Ninewa: An Ezidi girl in traditional clothes at a religious ceremony in Shingal. KirkukNow

An award-winning model imitated by other local media

Salam emphasises that KirkukNow approaches journalism as a tool to achieve peace and democracy. “Conflict parties always see the media as an enemy in time of war. They need propaganda, not quality. They thrive on misinformation, and they don’t want the local community to know the truth. That’s why it’s important for journalism to give a voice to marginalised communities.”

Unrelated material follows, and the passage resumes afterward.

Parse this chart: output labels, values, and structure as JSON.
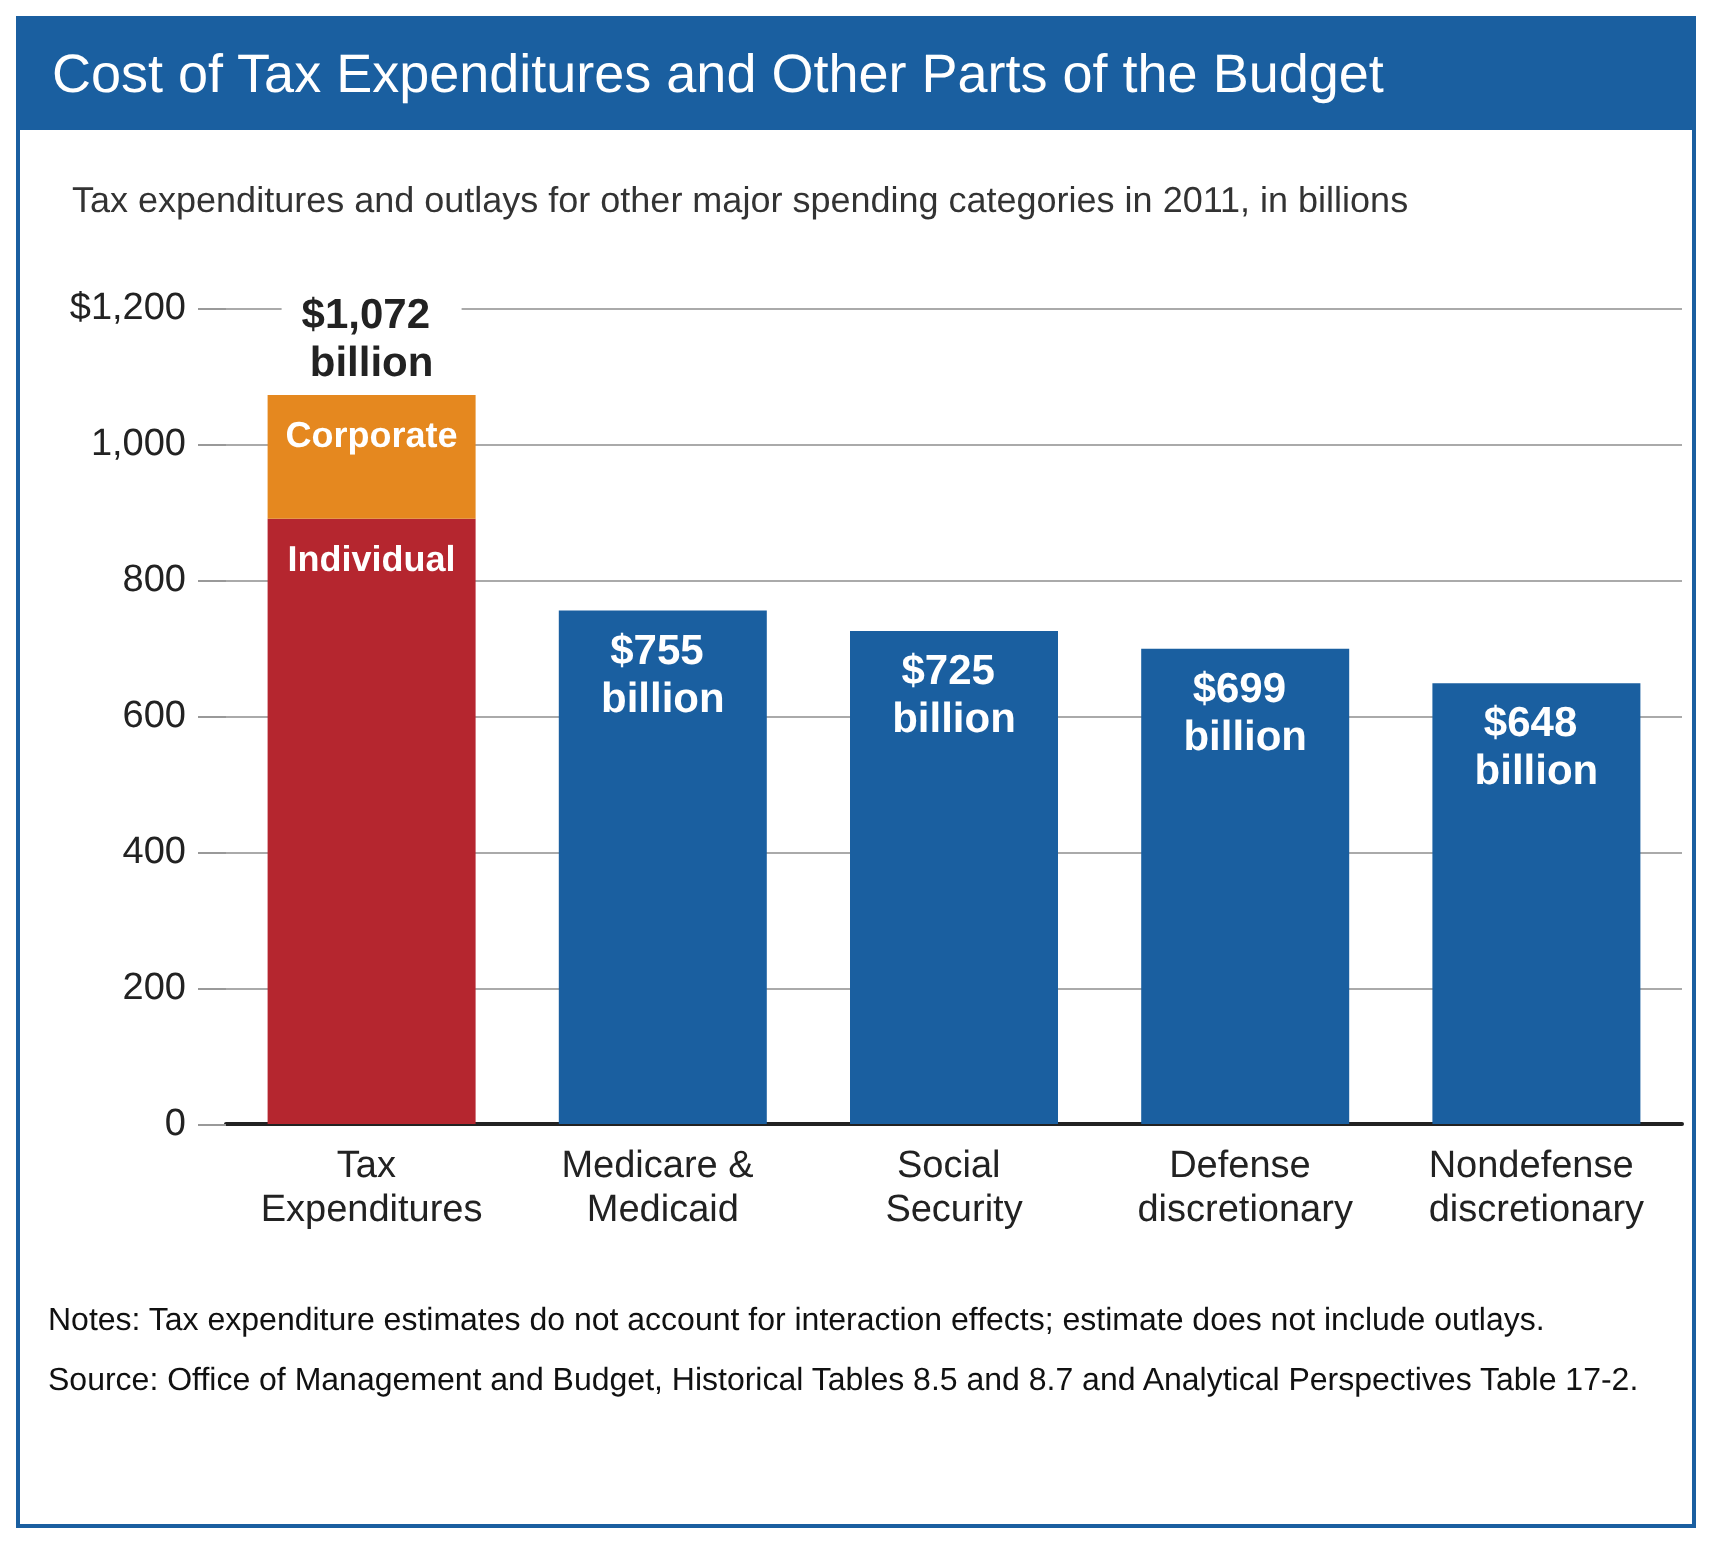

This vision is paying off. In 2020 KirkukNow won an award from Internews for the best coverage of women’s rights issues in Iraq, and last year received a prize from a local radio station and the National Endowment for Democracy for the best human right journalism in the region, following the publication of two articles, the harrowing story of a child forced to fight alongside ISIS, and a report about freedom of expression and prosecution of journalists in Iraqi Kurdistan.

KirkukNow is also paving the way for other local media organisations to cover previously underreported topics. Several other local media outlets have told Salam that KirkukNow gave them the courage to write about minority and women’s issues.

Salam and the KirkukNow team are pleased with the progress so far, but they are committed to continue to push for change. “We want to provide Iraqi citizens with high-quality reporting so that they can make informed decision on their future, on elections, and on all the issues that our country has to face,” he says.

This article reflects the views of the grantee featured and does not necessarily represent the official opinion of the European Endowment for Democracy, the European Commission or any other European State or other contributors to EED.